What work should stay with a human instead of the assistant?

Let the assistant draft repetitive code like setup, CRUD handlers, test scaffolds, and first-pass docs. Keep product tradeoffs, security checks, tricky queries, rollout choices, and user-facing decisions with the engineer.

Why does review feel slower even though coding is faster?

Because code reaches review sooner, but reviewers and QA do not get more hours. The bottleneck moves from writing to checking, so teams need smaller changes and earlier midpoint checks.

How large should pull requests be in an AI-heavy workflow?

Keep pull requests small enough that a reviewer can understand the intent fast and inspect risky paths without rushing. If one branch mixes many concerns, split it before review.

What should reviewers ask before they comment on code style?

Start with reasoning, not style. Ask what problem the change solves, which parts the assistant drafted, what assumptions might fail, and which edge cases the engineer checked by hand.

How should performance feedback change for engineers using AI assistants?

Separate speed from ownership. Praise fast delivery when it comes with testing, cleanup, and sound decisions, and call out gaps when someone ships quickly but misses edge cases or leaves loose ends.

What mistakes do managers make early with AI assistants?

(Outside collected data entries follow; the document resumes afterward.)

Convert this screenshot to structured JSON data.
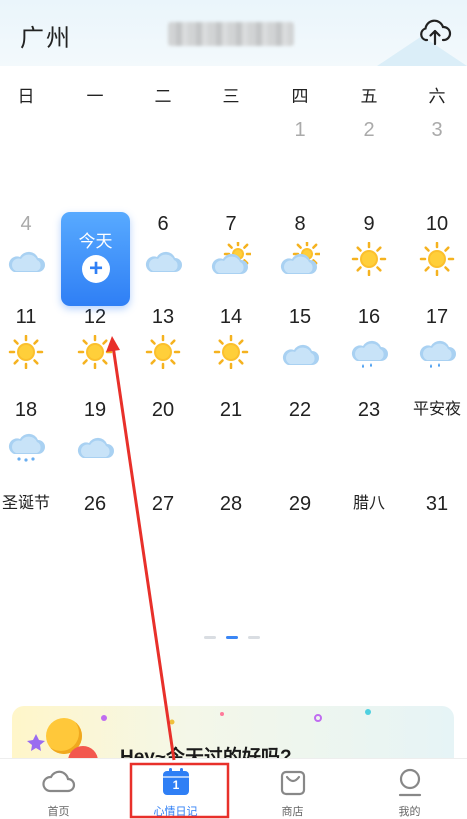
{
  "header": {
    "city": "广州"
  },
  "weekdays": [
    "日",
    "一",
    "二",
    "三",
    "四",
    "五",
    "六"
  ],
  "today_label": "今天",
  "today_action": "+",
  "weeks": [
    [
      {
        "label": "",
        "icon": ""
      },
      {
        "label": "",
        "icon": ""
      },
      {
        "label": "",
        "icon": ""
      },
      {
        "label": "",
        "icon": ""
      },
      {
        "label": "1",
        "icon": "",
        "dim": true
      },
      {
        "label": "2",
        "icon": "",
        "dim": true
      },
      {
        "label": "3",
        "icon": "",
        "dim": true
      }
    ],
    [
      {
        "label": "4",
        "icon": "cloudy-icon",
        "dim": true
      },
      {
        "label": "",
        "icon": ""
      },
      {
        "label": "6",
        "icon": "cloudy-icon"
      },
      {
        "label": "7",
        "icon": "partly-sunny-icon"
      },
      {
        "label": "8",
        "icon": "partly-sunny-icon"
      },
      {
        "label": "9",
        "icon": "sunny-icon"
      },
      {
        "label": "10",
        "icon": "sunny-icon"
      }
    ],
    [
      {
        "label": "11",
        "icon": "sunny-icon"
      },
      {
        "label": "12",
        "icon": "sunny-icon"
      },
      {
        "label": "13",
        "icon": "sunny-icon"
      },
      {
        "label": "14",
        "icon": "sunny-icon"
      },
      {
        "label": "15",
        "icon": "cloudy-icon"
      },
      {
        "label": "16",
        "icon": "rain-icon"
      },
      {
        "label": "17",
        "icon": "rain-icon"
      }
    ],
    [
      {
        "label": "18",
        "icon": "snow-icon"
      },
      {
        "label": "19",
        "icon": "cloudy-icon"
      },
      {
        "label": "20",
        "icon": ""
      },
      {
        "label": "21",
        "icon": ""
      },
      {
        "label": "22",
        "icon": ""
      },
      {
        "label": "23",
        "icon": ""
      },
      {
        "label": "平安夜",
        "icon": "",
        "festival": true
      }
    ],
    [
      {
        "label": "圣诞节",
        "icon": "",
        "festival": true
      },
      {
        "label": "26",
        "icon": ""
      },
      {
        "label": "27",
        "icon": ""
      },
      {
        "label": "28",
        "icon": ""
      },
      {
        "label": "29",
        "icon": ""
      },
      {
        "label": "腊八",
        "icon": "",
        "festival": true
      },
      {
        "label": "31",
        "icon": ""
      }
    ]
  ],
  "pager": {
    "pages": 3,
    "active": 1
  },
  "banner": {
    "text": "Hey~今天过的好吗?"
  },
  "tabs": [
    {
      "label": "首页",
      "icon": "cloud-icon",
      "active": false
    },
    {
      "label": "心情日记",
      "icon": "calendar-icon",
      "badge": "1",
      "active": true
    },
    {
      "label": "商店",
      "icon": "shopping-bag-icon",
      "active": false
    },
    {
      "label": "我的",
      "icon": "profile-icon",
      "active": false
    }
  ],
  "colors": {
    "accent": "#2f7ff5",
    "annotation": "#e8302a"
  }
}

Many managers trust polished output too much, count lines of code, or reward the best prompter instead of the best thinker. Others wait until final review to ask basic questions, which turns small misses into bigger rework.

What weekly checks actually show if the team is using AI well?

Check whether tasks started with clear goals, whether someone verified assistant-written code by hand, whether reviews focused on risk and user impact, and whether feedback covered choices instead of just speed. You can spot drift with a quick sample instead of a long audit.

What is the best first process change to try with my team?

Change one team ritual for thirty days and keep the test small. Good first moves include adding a short risk note before review, requiring assumption and edge-case notes in pull requests, or using a midpoint check before full review.